Afin d’atténuer le risque d’ingestion accidentelle d’e-liquides contenant de la nicotine, les dispositifs de cigarettes électroniques et les flacons de recharge devraient être munis d’un dispositif de sécurité pour enfants, tel que prévu à l’article 20, paragraphe 3, point g), de la directive sur les produits du tabac. Les cigarettes électroniques rechargeables et leurs flacons de recharge devraient également être vendus accompagnés de consignes d’utilisation et de stockage appropriées pour prévenir l’ingestion accidentelle d’e-liquide par des enfants ou des adultes, ainsi que d’avertissements pour les groupes à risque spécifiques [article 20, paragraphe 4, points a) i) et a) iii)]. Les cigarettes et les flacons devraient par ailleurs mentionner la liste des ingrédients et être étiquetés avec les avertissements sanitaires appropriés pour informer les consommateurs des risques potentiels pour leur santé [article 20, paragraphe 4, point b), de la directive et règlement CLP]. Le pourcentage plutôt élevé d’intoxications concernant des adultes de plus de dixhuit ans (57 %) montre également la nécessité de sensibiliser davantage les citoyens à la toxicité des e-liquides contenant de la nicotine, éventuellement au moyen de campagnes pédagogiques nationales.

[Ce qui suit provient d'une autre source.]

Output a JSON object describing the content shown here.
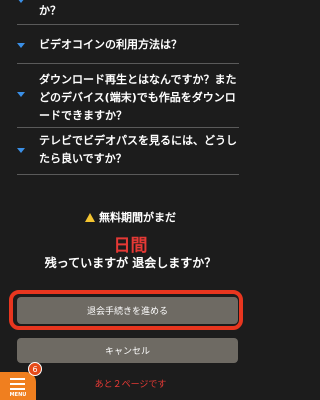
{
  "faq": {
    "items": [
      {
        "question": "か？"
      },
      {
        "question": "ビデオコインの利用方法は？"
      },
      {
        "question": "ダウンロード再生とはなんですか？またどのデバイス(端末)でも作品をダウンロードできますか？"
      },
      {
        "question": "テレビでビデオパスを見るには、どうしたら良いですか？"
      }
    ]
  },
  "notice": {
    "warning_text": "無料期間がまだ",
    "remaining_days": "日間",
    "question": "残っていますが 退会しますか？"
  },
  "buttons": {
    "proceed_label": "退会手続きを進める",
    "cancel_label": "キャンセル"
  },
  "menu": {
    "label": "MENU",
    "badge_count": "6"
  },
  "footer": {
    "pages_left": "あと２ページです"
  },
  "colors": {
    "background": "#1c1c1c",
    "accent_blue": "#3a8fe6",
    "alert_red": "#e53935",
    "highlight_border": "#e8361f",
    "button_gray": "#6e6a63",
    "menu_orange": "#f07f1f"
  },
  "icons": {
    "faq_expand": "chevron-down-icon",
    "warning": "warning-icon",
    "menu": "hamburger-icon"
  }
}
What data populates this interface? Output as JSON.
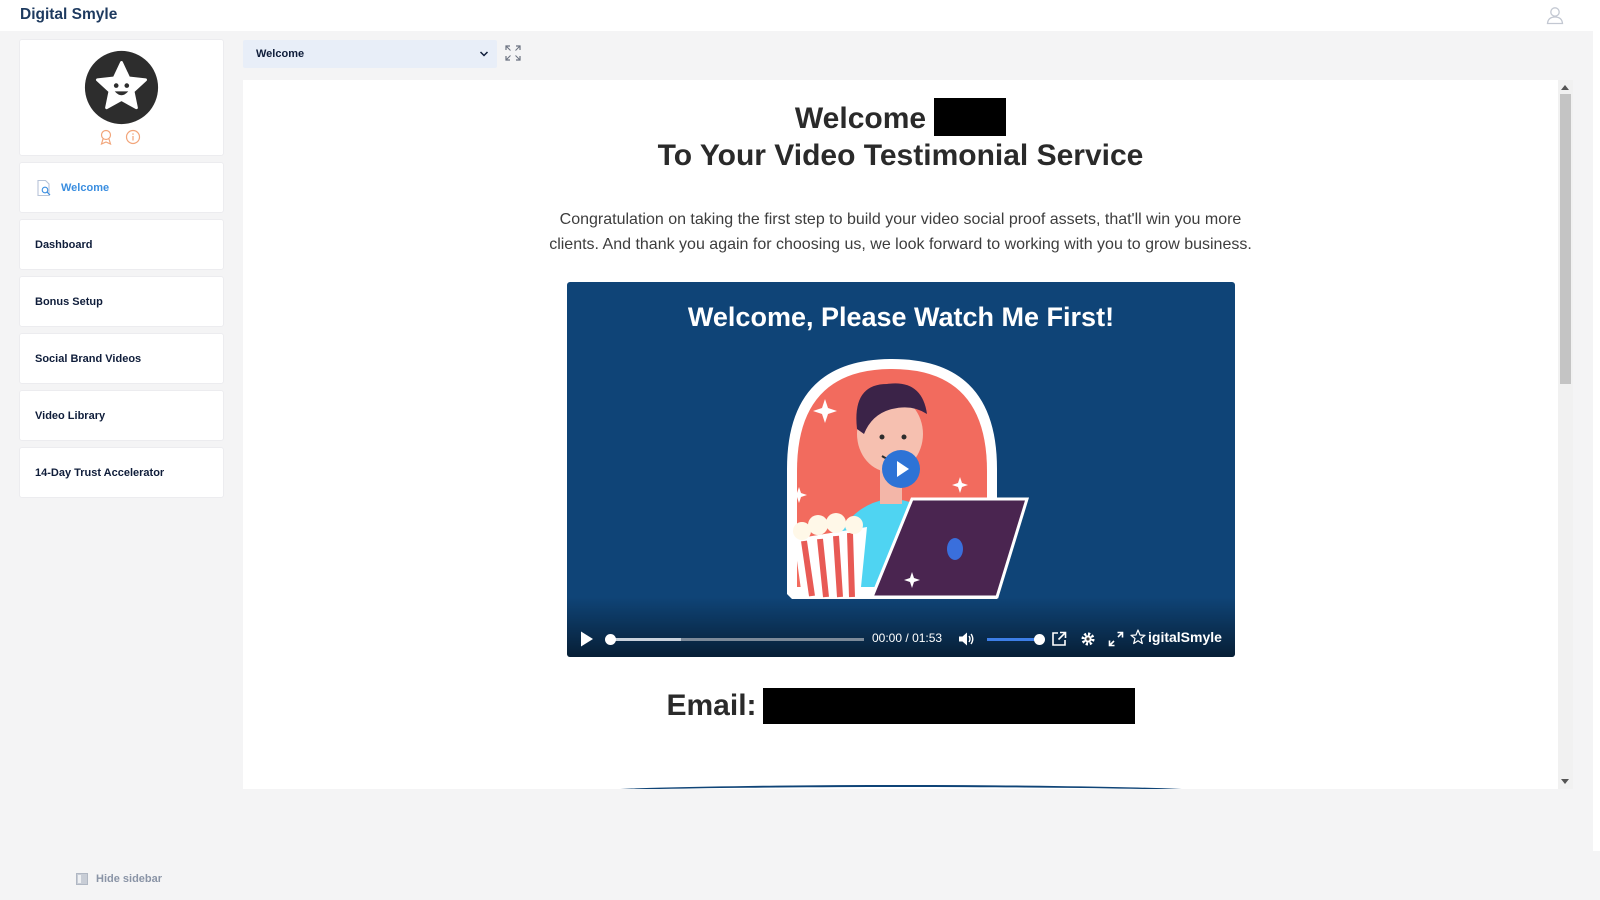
{
  "app": {
    "brand": "Digital Smyle"
  },
  "topbar": {
    "user_icon": "user-icon"
  },
  "sidebar": {
    "logo_icon": "star-smiley-logo",
    "mini_icons": [
      "badge-icon",
      "info-icon"
    ],
    "items": [
      {
        "label": "Welcome",
        "active": true,
        "icon": "page-search-icon"
      },
      {
        "label": "Dashboard",
        "active": false
      },
      {
        "label": "Bonus Setup",
        "active": false
      },
      {
        "label": "Social Brand Videos",
        "active": false
      },
      {
        "label": "Video Library",
        "active": false
      },
      {
        "label": "14-Day Trust Accelerator",
        "active": false
      }
    ],
    "hide_label": "Hide sidebar"
  },
  "page_select": {
    "value": "Welcome"
  },
  "main": {
    "heading_line1": "Welcome",
    "heading_line2": "To Your Video Testimonial Service",
    "intro_line1": "Congratulation on taking the first step to build your video social proof assets, that'll win you more",
    "intro_line2": "clients. And thank you again for choosing us, we look forward to working with you to grow business.",
    "email_label": "Email:"
  },
  "video": {
    "title": "Welcome, Please Watch Me First!",
    "current_time": "00:00",
    "separator": "/",
    "duration": "01:53",
    "progress_fraction": 0.0,
    "buffered_fraction": 0.28,
    "volume_fraction": 1.0,
    "watermark": "igitalSmyle"
  },
  "colors": {
    "accent": "#3a8ee0",
    "video_bg": "#0f4477",
    "nav_text": "#0f1d3a",
    "select_bg": "#e8eef8"
  }
}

Outre ces exigences de précaution, il importe également de fixer d’autres exigences pour les cigarettes électroniques, comme celles énoncées à l’article 20, paragraphe 3, points a) et b), qui garantissent que les flacons d’e-liquide ne contiennent pas des teneurs en nicotine trop élevées (qui pourraient être mortelles pour les enfants et les adultes).

2. Contact cutané

L’utilisation de cigarettes électroniques rechargeables exige des consommateurs qu’ils rechargent directement le dispositif avec de l’e-liquide, généralement au moyen d’une petite bouteille ou d’un flacon de recharge. Lors de l’ouverture ou du remplissage, l’e-liquide des cigarettes électroniques rechargeables risque de couler et d’entrer en contact avec la peau. Les e-liquides contiennent des substances qui sont toxiques en cas d’exposition cutanée (nicotine) ou susceptibles d’être irritantes pour la peau (propylène glycol et arômes) 12 .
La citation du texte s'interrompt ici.